The venue had filled out a bit by the time Leithauser & Co. took the stage around 9:15 — it may not have been a sellout, but the place certainly looked like it was close to full capacity. It was off to the races from the downbeat of “What’s in It for Me” from 2004’s Bows + Arrows: guitarist Paul Maroon’s raw, deafening tone; multi-instrumentalists Walter Martin and Peter Bauer swapping off between bass, keys and percussion; Leithauser grinning his way through it as hundreds of voices joined him on tunes like “In the New Year” and “Wake Up”; the whole band looking vaguely like an assemblage of rumpled professors from some Northeastern liberal arts college.

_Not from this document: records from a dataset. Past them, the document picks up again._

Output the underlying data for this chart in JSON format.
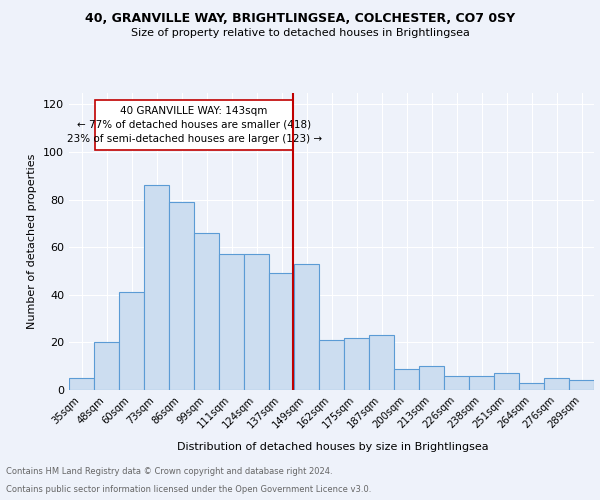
{
  "title1": "40, GRANVILLE WAY, BRIGHTLINGSEA, COLCHESTER, CO7 0SY",
  "title2": "Size of property relative to detached houses in Brightlingsea",
  "xlabel": "Distribution of detached houses by size in Brightlingsea",
  "ylabel": "Number of detached properties",
  "categories": [
    "35sqm",
    "48sqm",
    "60sqm",
    "73sqm",
    "86sqm",
    "99sqm",
    "111sqm",
    "124sqm",
    "137sqm",
    "149sqm",
    "162sqm",
    "175sqm",
    "187sqm",
    "200sqm",
    "213sqm",
    "226sqm",
    "238sqm",
    "251sqm",
    "264sqm",
    "276sqm",
    "289sqm"
  ],
  "values": [
    5,
    20,
    41,
    86,
    79,
    66,
    57,
    57,
    49,
    53,
    21,
    22,
    23,
    9,
    10,
    6,
    6,
    7,
    3,
    5,
    4
  ],
  "bar_color": "#ccddf0",
  "bar_edge_color": "#5b9bd5",
  "vline_color": "#c00000",
  "annotation_text": "40 GRANVILLE WAY: 143sqm\n← 77% of detached houses are smaller (418)\n23% of semi-detached houses are larger (123) →",
  "ylim": [
    0,
    125
  ],
  "yticks": [
    0,
    20,
    40,
    60,
    80,
    100,
    120
  ],
  "footer1": "Contains HM Land Registry data © Crown copyright and database right 2024.",
  "footer2": "Contains public sector information licensed under the Open Government Licence v3.0.",
  "background_color": "#eef2fa",
  "grid_color": "#ffffff"
}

The Walkmen at Brooklyn Bowl
Leithauser was talkative throughout the set, informing us that 2008’s You & Me is his favorite Walkmen record and that years of loud rock shows have given him a condition known as “machine gunner’s ear.” Between picking up his old, beat-up Telecaster to strum on every third or fourth song, he also asked who at Brooklyn Bowl had been present for the band’s very first show in Nashville, on some “street corner” as he recalled it. (Best guess? He was referring to a 2002 performance at East Nashville’s Slow Bar, which has since become 3 Crow Bar, and will soon become a cannabis bar.) Other set highlights included the optimistic, forward-looking “Juveniles” — a good bookend to the harsh, acerbic “The Rat” — and a main-set-closing “Heaven.” Leithauser noted that the latter, from 2012’s album of the same name, was the last song the band has written together to date.
After a brief departure from the stage, The Walkmen returned for an encore featuring “Thinking of a Dream I Had,” “We’ve Been Had” (the first song the band ever wrote together, we were told) and Leithauser contending with a seemingly broken mic stand. Earlier in the night, the singer said that when the band was first deciding to reunite and return to the road, he wasn’t sure anyone would remember “who the fuck The Walkmen were.”
Turns out plenty of us remember. And lucky for us, Brooklyn’s finest haven’t lost a step.